Konsep nilai tambah mencakup selisih antara harga jual dengan harga beli suatu produk. Nilai ini mencerminkan upah, biaya produksi, serta laba yang dihasilkan oleh produsen atau pedagang. PPN dihitung berdasarkan nilai tambah ini, sehingga pajak dikenakan secara bertahap pada setiap proses ekonomi.
Sebagai pajak berbasis konsumsi, PPN sangat penting dalam sistem perpajakan. Pajak ini bersifat fleksibel karena dapat diterapkan pada berbagai jenis barang dan jasa. Dengan sistem multi-stage levies, PPN memastikan bahwa pajak dikenakan adil pada setiap tahapan transaksi tanpa membebani satu pihak secara berlebihan.
Tarif PPN di Indonesia
Tarif Pajak Pertambahan Nilai (PPN) di Indonesia pertama kali ditetapkan sebesar 10 persen berdasarkan UU Nomor 8 Tahun 1983. Sejak diberlakukan, tarif ini menjadi standar PPN untuk berbagai barang dan jasa di Indonesia. Pajak ini berlaku secara luas untuk transaksi dalam negeri, yang mencakup barang konsumsi, barang modal, dan jasa lainnya, dengan beberapa pengecualian sesuai ketentuan.

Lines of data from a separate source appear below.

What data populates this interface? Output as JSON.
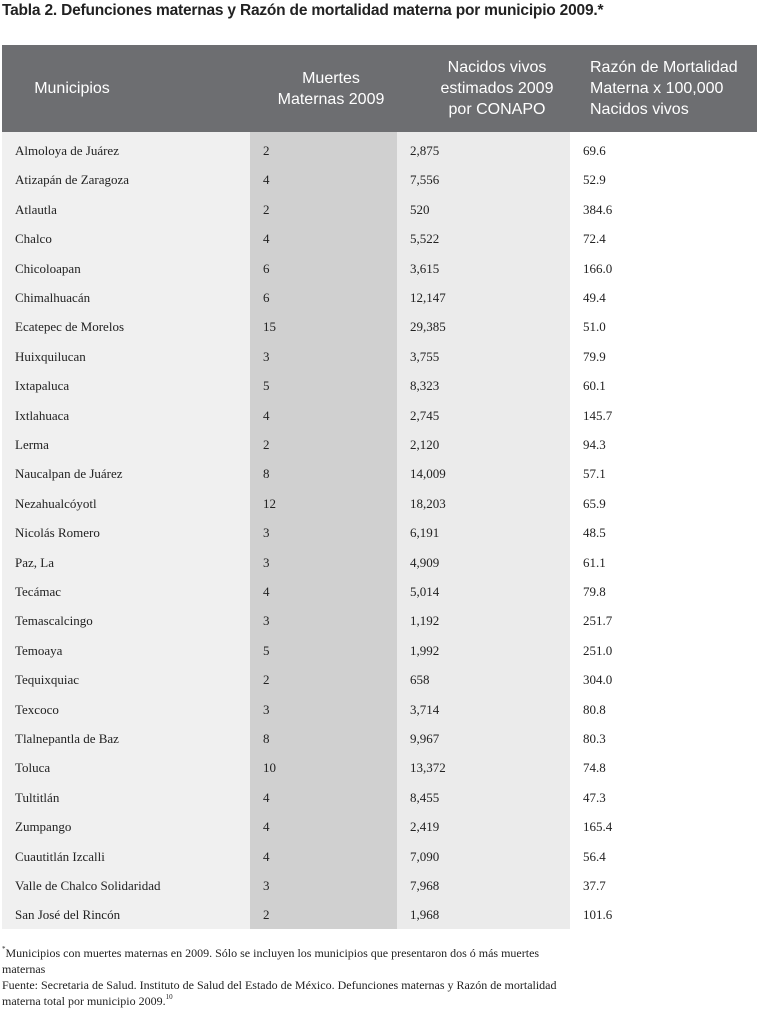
{
  "header": {
    "title": "Tabla 2. Defunciones maternas y Razón de mortalidad materna por municipio 2009.*"
  },
  "table": {
    "columns": [
      [
        "Municipios"
      ],
      [
        "Muertes",
        "Maternas 2009"
      ],
      [
        "Nacidos vivos",
        "estimados 2009",
        "por CONAPO"
      ],
      [
        "Razón de Mortalidad",
        "Materna x 100,000",
        "Nacidos vivos"
      ]
    ],
    "rows": [
      [
        "Almoloya de Juárez",
        "2",
        "2,875",
        "69.6"
      ],
      [
        "Atizapán de Zaragoza",
        "4",
        "7,556",
        "52.9"
      ],
      [
        "Atlautla",
        "2",
        "520",
        "384.6"
      ],
      [
        "Chalco",
        "4",
        "5,522",
        "72.4"
      ],
      [
        "Chicoloapan",
        "6",
        "3,615",
        "166.0"
      ],
      [
        "Chimalhuacán",
        "6",
        "12,147",
        "49.4"
      ],
      [
        "Ecatepec de Morelos",
        "15",
        "29,385",
        "51.0"
      ],
      [
        "Huixquilucan",
        "3",
        "3,755",
        "79.9"
      ],
      [
        "Ixtapaluca",
        "5",
        "8,323",
        "60.1"
      ],
      [
        "Ixtlahuaca",
        "4",
        "2,745",
        "145.7"
      ],
      [
        "Lerma",
        "2",
        "2,120",
        "94.3"
      ],
      [
        "Naucalpan de Juárez",
        "8",
        "14,009",
        "57.1"
      ],
      [
        "Nezahualcóyotl",
        "12",
        "18,203",
        "65.9"
      ],
      [
        "Nicolás Romero",
        "3",
        "6,191",
        "48.5"
      ],
      [
        "Paz, La",
        "3",
        "4,909",
        "61.1"
      ],
      [
        "Tecámac",
        "4",
        "5,014",
        "79.8"
      ],
      [
        "Temascalcingo",
        "3",
        "1,192",
        "251.7"
      ],
      [
        "Temoaya",
        "5",
        "1,992",
        "251.0"
      ],
      [
        "Tequixquiac",
        "2",
        "658",
        "304.0"
      ],
      [
        "Texcoco",
        "3",
        "3,714",
        "80.8"
      ],
      [
        "Tlalnepantla de Baz",
        "8",
        "9,967",
        "80.3"
      ],
      [
        "Toluca",
        "10",
        "13,372",
        "74.8"
      ],
      [
        "Tultitlán",
        "4",
        "8,455",
        "47.3"
      ],
      [
        "Zumpango",
        "4",
        "2,419",
        "165.4"
      ],
      [
        "Cuautitlán Izcalli",
        "4",
        "7,090",
        "56.4"
      ],
      [
        "Valle de Chalco Solidaridad",
        "3",
        "7,968",
        "37.7"
      ],
      [
        "San José del Rincón",
        "2",
        "1,968",
        "101.6"
      ]
    ]
  },
  "notes": {
    "note_mark": "*",
    "note": "Municipios con muertes maternas en 2009. Sólo se incluyen los municipios que presentaron dos ó más muertes maternas",
    "source": "Fuente: Secretaria de Salud. Instituto de Salud del Estado de México. Defunciones maternas y Razón de mortalidad materna total por municipio 2009.",
    "source_ref": "10"
  }
}
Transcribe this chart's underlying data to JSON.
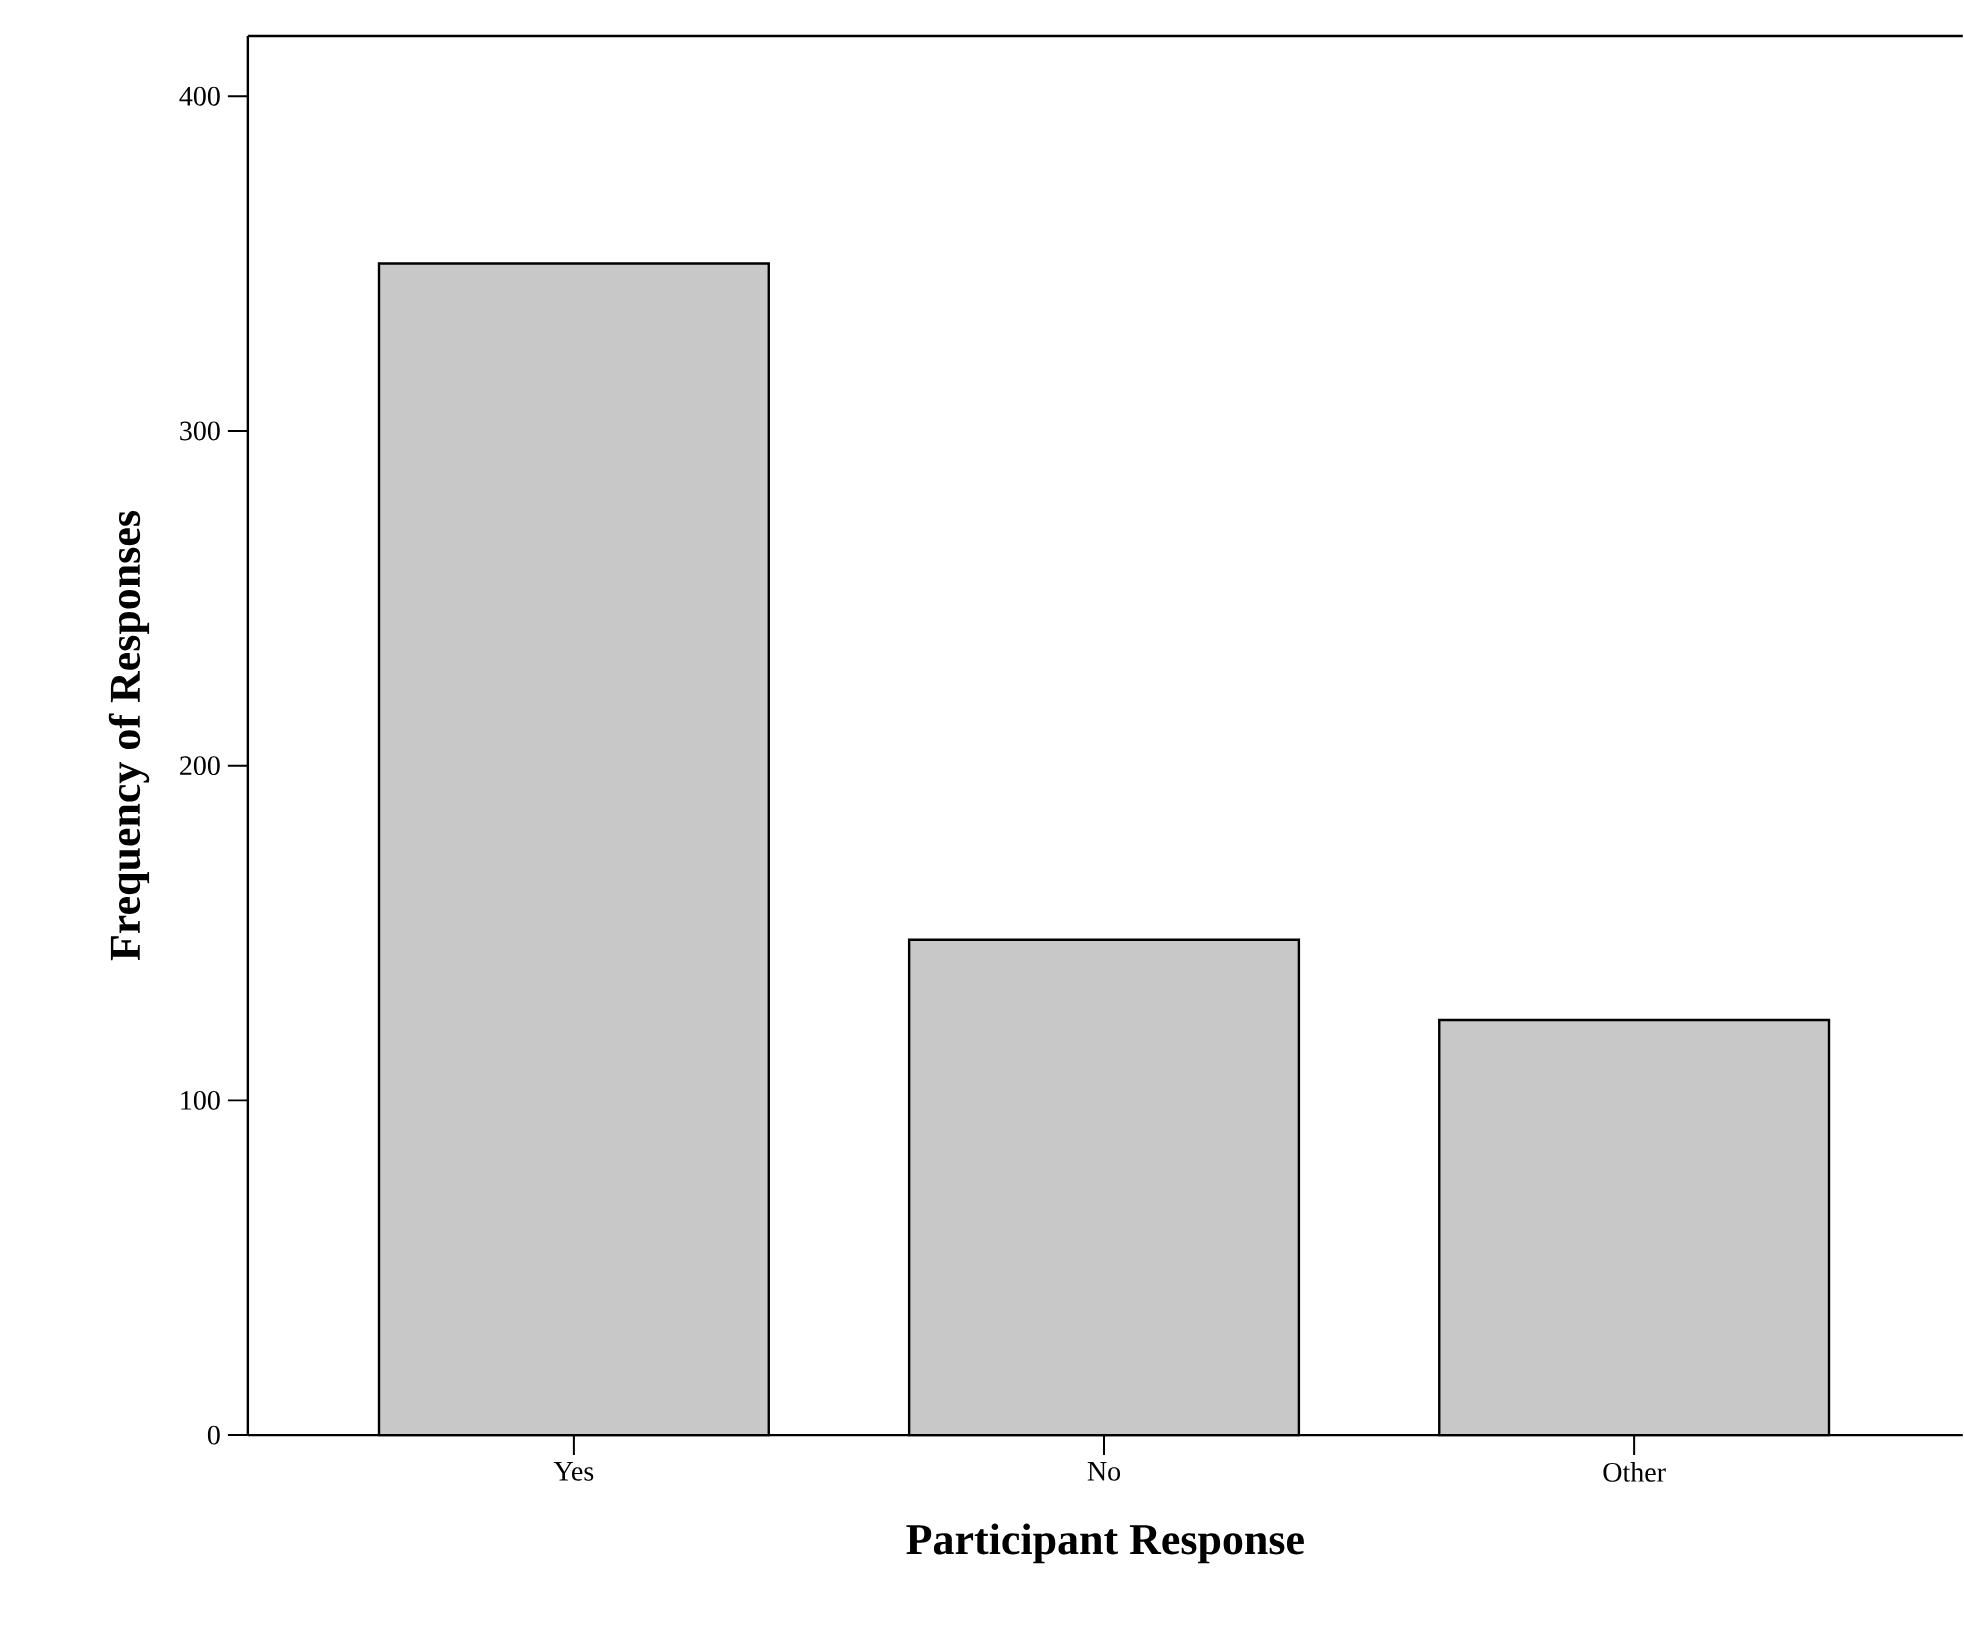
{
  "chart_data": {
    "type": "bar",
    "xlabel": "Participant Response",
    "ylabel": "Frequency of Responses",
    "categories": [
      "Yes",
      "No",
      "Other"
    ],
    "values": [
      350,
      148,
      124
    ],
    "color": "#c8c8c8",
    "ylim": [
      0,
      418
    ],
    "yticks": [
      0,
      100,
      200,
      300,
      400
    ],
    "grid": false
  }
}
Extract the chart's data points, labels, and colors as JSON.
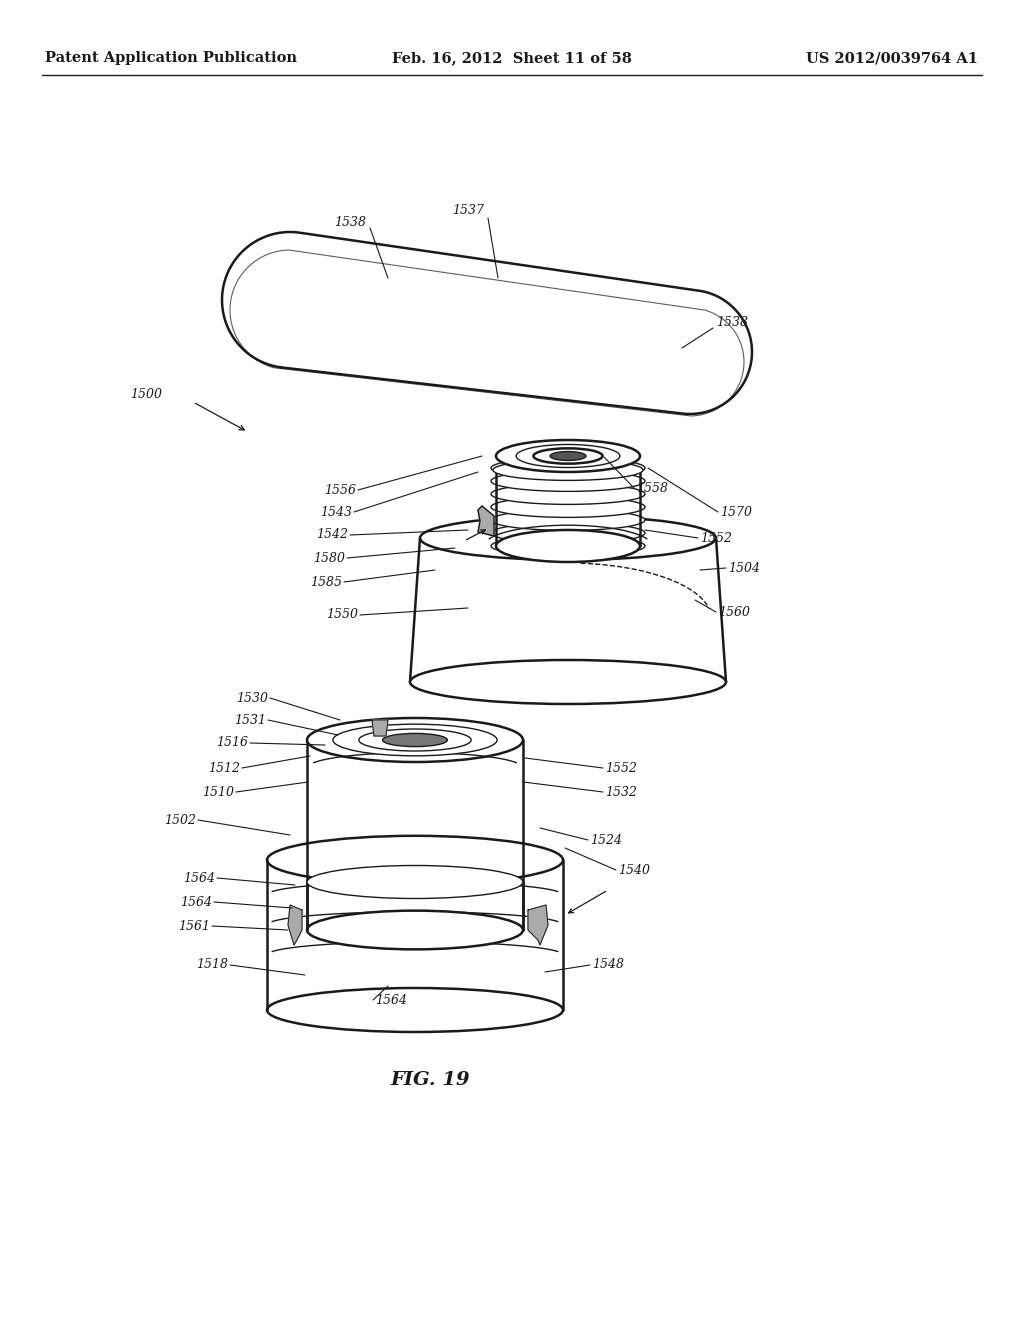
{
  "bg_color": "#ffffff",
  "header_left": "Patent Application Publication",
  "header_mid": "Feb. 16, 2012  Sheet 11 of 58",
  "header_right": "US 2012/0039764 A1",
  "figure_label": "FIG. 19",
  "line_color": "#1a1a1a",
  "text_color": "#1a1a1a",
  "lw_main": 1.8,
  "lw_thin": 1.0,
  "lw_hair": 0.7
}
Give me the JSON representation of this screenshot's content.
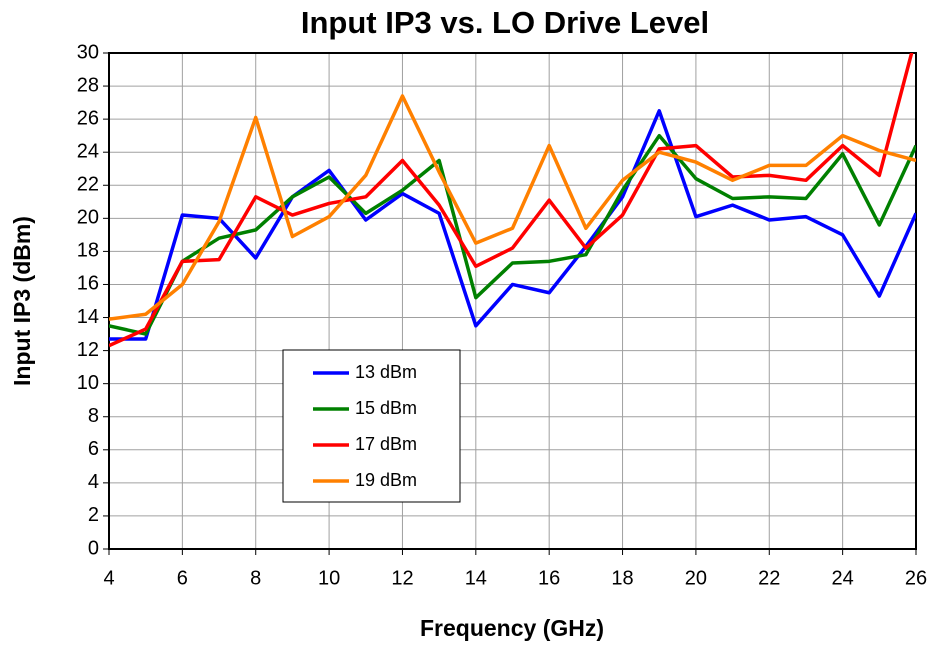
{
  "chart_data": {
    "type": "line",
    "title": "Input IP3 vs. LO Drive Level",
    "x_label": "Frequency (GHz)",
    "y_label": "Input IP3 (dBm)",
    "x": [
      4,
      5,
      6,
      7,
      8,
      9,
      10,
      11,
      12,
      13,
      14,
      15,
      16,
      17,
      18,
      19,
      20,
      21,
      22,
      23,
      24,
      25,
      26
    ],
    "series": [
      {
        "name": "13 dBm",
        "color": "#0000ff",
        "values": [
          12.7,
          12.7,
          20.2,
          20.0,
          17.6,
          21.3,
          22.9,
          19.9,
          21.5,
          20.3,
          13.5,
          16.0,
          15.5,
          18.3,
          21.3,
          26.5,
          20.1,
          20.8,
          19.9,
          20.1,
          19.0,
          15.3,
          20.3
        ]
      },
      {
        "name": "15 dBm",
        "color": "#008000",
        "values": [
          13.5,
          13.0,
          17.4,
          18.8,
          19.3,
          21.3,
          22.5,
          20.3,
          21.7,
          23.5,
          15.2,
          17.3,
          17.4,
          17.8,
          21.7,
          25.0,
          22.4,
          21.2,
          21.3,
          21.2,
          23.9,
          19.6,
          24.4
        ]
      },
      {
        "name": "17 dBm",
        "color": "#ff0000",
        "values": [
          12.3,
          13.3,
          17.4,
          17.5,
          21.3,
          20.2,
          20.9,
          21.3,
          23.5,
          20.8,
          17.1,
          18.2,
          21.1,
          18.2,
          20.2,
          24.2,
          24.4,
          22.5,
          22.6,
          22.3,
          24.4,
          22.6,
          31
        ]
      },
      {
        "name": "19 dBm",
        "color": "#ff8000",
        "values": [
          13.9,
          14.2,
          16.0,
          19.8,
          26.1,
          18.9,
          20.1,
          22.6,
          27.4,
          22.8,
          18.5,
          19.4,
          24.4,
          19.4,
          22.3,
          24.0,
          23.4,
          22.3,
          23.2,
          23.2,
          25.0,
          24.1,
          23.5
        ]
      }
    ],
    "xlim": [
      4,
      26
    ],
    "xticks": [
      4,
      6,
      8,
      10,
      12,
      14,
      16,
      18,
      20,
      22,
      24,
      26
    ],
    "ylim": [
      0,
      30
    ],
    "yticks": [
      0,
      2,
      4,
      6,
      8,
      10,
      12,
      14,
      16,
      18,
      20,
      22,
      24,
      26,
      28,
      30
    ],
    "grid": true,
    "legend_position": "lower left"
  }
}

Pada 1 April 2022, pemerintah melalui pengesahan UU Nomor 7 Tahun 2021 tentang Harmonisasi Peraturan Perpajakan, menaikkan tarif PPN menjadi 11 persen. Kenaikan tarif ini merupakan bagian dari kebijakan fiskal untuk mendongkrak pendapatan negara serta mendukung program pembangunan nasional yang lebih berkelanjutan. Kebijakan ini diambil setelah mempertimbangkan faktor-faktor ekonomi dan kebutuhan untuk memperbaiki defisit anggaran.
Pemerintah juga telah merencanakan kenaikan tarif PPN berikutnya menjadi 12 persen yang dijadwalkan pada 1 Januari 2025. Kenaikan tarif ini bertujuan untuk lebih meningkatkan penerimaan negara, yang nantinya akan dialokasikan untuk pembiayaan berbagai program pembangunan.
Dasar Pengenaan PPN
Dirangkum dari laman resmi Kementerian Keuangan, terdapat beberapa hal yang menjadi dasar pengenaan PPN, yaitu:
1. Harga Jual
Dasar Pengenaan Pajak (DPP) pertama untuk PPN adalah harga jual, yang merupakan nilai uang yang ditetapkan penjual untuk barang atau jasa yang diserahkan. Harga jual ini mencakup semua biaya yang diminta atau seharusnya diminta oleh penjual, tetapi tidak termasuk PPN dan potongan harga yang tertera dalam faktur pajak.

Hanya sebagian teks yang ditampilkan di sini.